Neural networks supporting switching, hypothesis testing, and rule application.

We identified dynamic changes in recruitment of neural connectivity networks across three phases of a flexible rule learning and set-shifting task similar to the Wisconsin Card Sort Task: switching, rule learning via hypothesis testing, and rule application. During fMRI scanning, subjects viewed pairs of stimuli that differed across four dimensions (letter, color, size, screen location), chose one stimulus, and received feedback. Subjects were informed that the correct choice was determined by a simple unidimensional rule, for example "choose the blue letter". Once each rule had been learned and correctly applied for 4-7 trials, subjects were cued via either negative feedback or visual cues to switch to learning a new rule. Task performance was divided into three phases: Switching (first trial after receiving the switch cue), hypothesis testing (subsequent trials through the last error trial), and rule application (correct responding after the rule was learned). We used both univariate analysis to characterize activity occurring within specific regions of the brain, and a multivariate method, constrained principal component analysis for fMRI (fMRI-CPCA), to investigate how distributed regions coordinate to subserve different processes. As hypothesized, switching was subserved by a limbic network including the ventral striatum, thalamus, and parahippocampal gyrus, in conjunction with cortical salience network regions including the anterior cingulate and frontoinsular cortex.
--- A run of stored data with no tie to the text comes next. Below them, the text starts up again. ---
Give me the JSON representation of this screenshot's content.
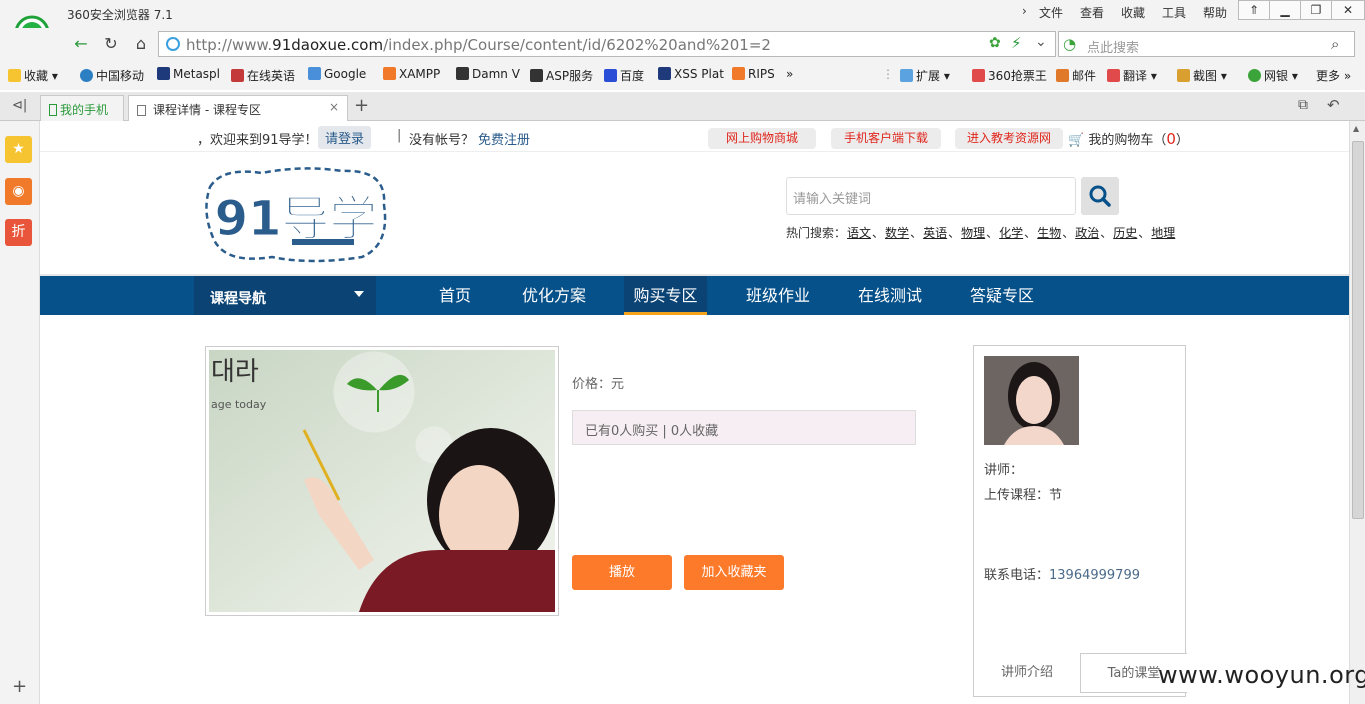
{
  "browser": {
    "title": "360安全浏览器 7.1",
    "menus": [
      "文件",
      "查看",
      "收藏",
      "工具",
      "帮助"
    ],
    "url_prefix": "http://www.",
    "url_domain": "91daoxue.com",
    "url_path": "/index.php/Course/content/id/6202%20and%201=2",
    "search_placeholder": "点此搜索",
    "bookmarks": [
      "收藏",
      "中国移动",
      "Metaspl",
      "在线英语",
      "Google",
      "XAMPP",
      "Damn V",
      "ASP服务",
      "百度",
      "XSS Plat",
      "RIPS"
    ],
    "toolbar_right": [
      "扩展",
      "360抢票王",
      "邮件",
      "翻译",
      "截图",
      "网银",
      "更多"
    ],
    "tabs": [
      {
        "label": "我的手机"
      },
      {
        "label": "课程详情 - 课程专区"
      }
    ],
    "sidebar_icons": [
      "star-icon",
      "weibo-icon",
      "discount-icon"
    ],
    "sidebar_discount": "折"
  },
  "site": {
    "welcome": "，欢迎来到91导学！",
    "login": "请登录",
    "separator": "|",
    "no_account": "没有帐号？",
    "register": "免费注册",
    "pills": [
      "网上购物商城",
      "手机客户端下载",
      "进入教考资源网"
    ],
    "cart_label": "我的购物车（",
    "cart_count": "0",
    "cart_close": "）",
    "search_placeholder": "请输入关键词",
    "hot_label": "热门搜索：",
    "hot_items": [
      "语文",
      "数学",
      "英语",
      "物理",
      "化学",
      "生物",
      "政治",
      "历史",
      "地理"
    ],
    "logo_text": "91导学"
  },
  "nav": {
    "category": "课程导航",
    "links": [
      "首页",
      "优化方案",
      "购买专区",
      "班级作业",
      "在线测试",
      "答疑专区"
    ],
    "active": "购买专区"
  },
  "course": {
    "price_label": "价格：元",
    "stats": "已有0人购买 | 0人收藏",
    "play": "播放",
    "favorite": "加入收藏夹",
    "image_text_1": "대라",
    "image_text_2": "age today"
  },
  "teacher": {
    "teacher_label": "讲师：",
    "uploads_label": "上传课程：节",
    "phone_label": "联系电话：",
    "phone": "13964999799",
    "tab_intro": "讲师介绍",
    "tab_courses": "Ta的课堂"
  },
  "watermark": "www.wooyun.org",
  "colors": {
    "nav": "#06518a",
    "accent": "#fd7a2b",
    "red": "#e0261c",
    "underline": "#f2a21b"
  }
}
Activity in the ventral striatum was associated with switching regardless of how switching was cued; visually cued shifts were associated with additional visual cortical activity. After switching, as subjects moved into the hypothesis testing phase, a broad fronto-parietal-striatal network (associated with the cognitive control, dorsal attention, and salience networks) increased in activity. This network was sensitive to rule learning speed, with greater extended activity for the slowest learning speed late in the time course of learning. As subjects shifted from hypothesis testing to rule application, activity in this network decreased and activity in the somatomotor and default mode networks increased.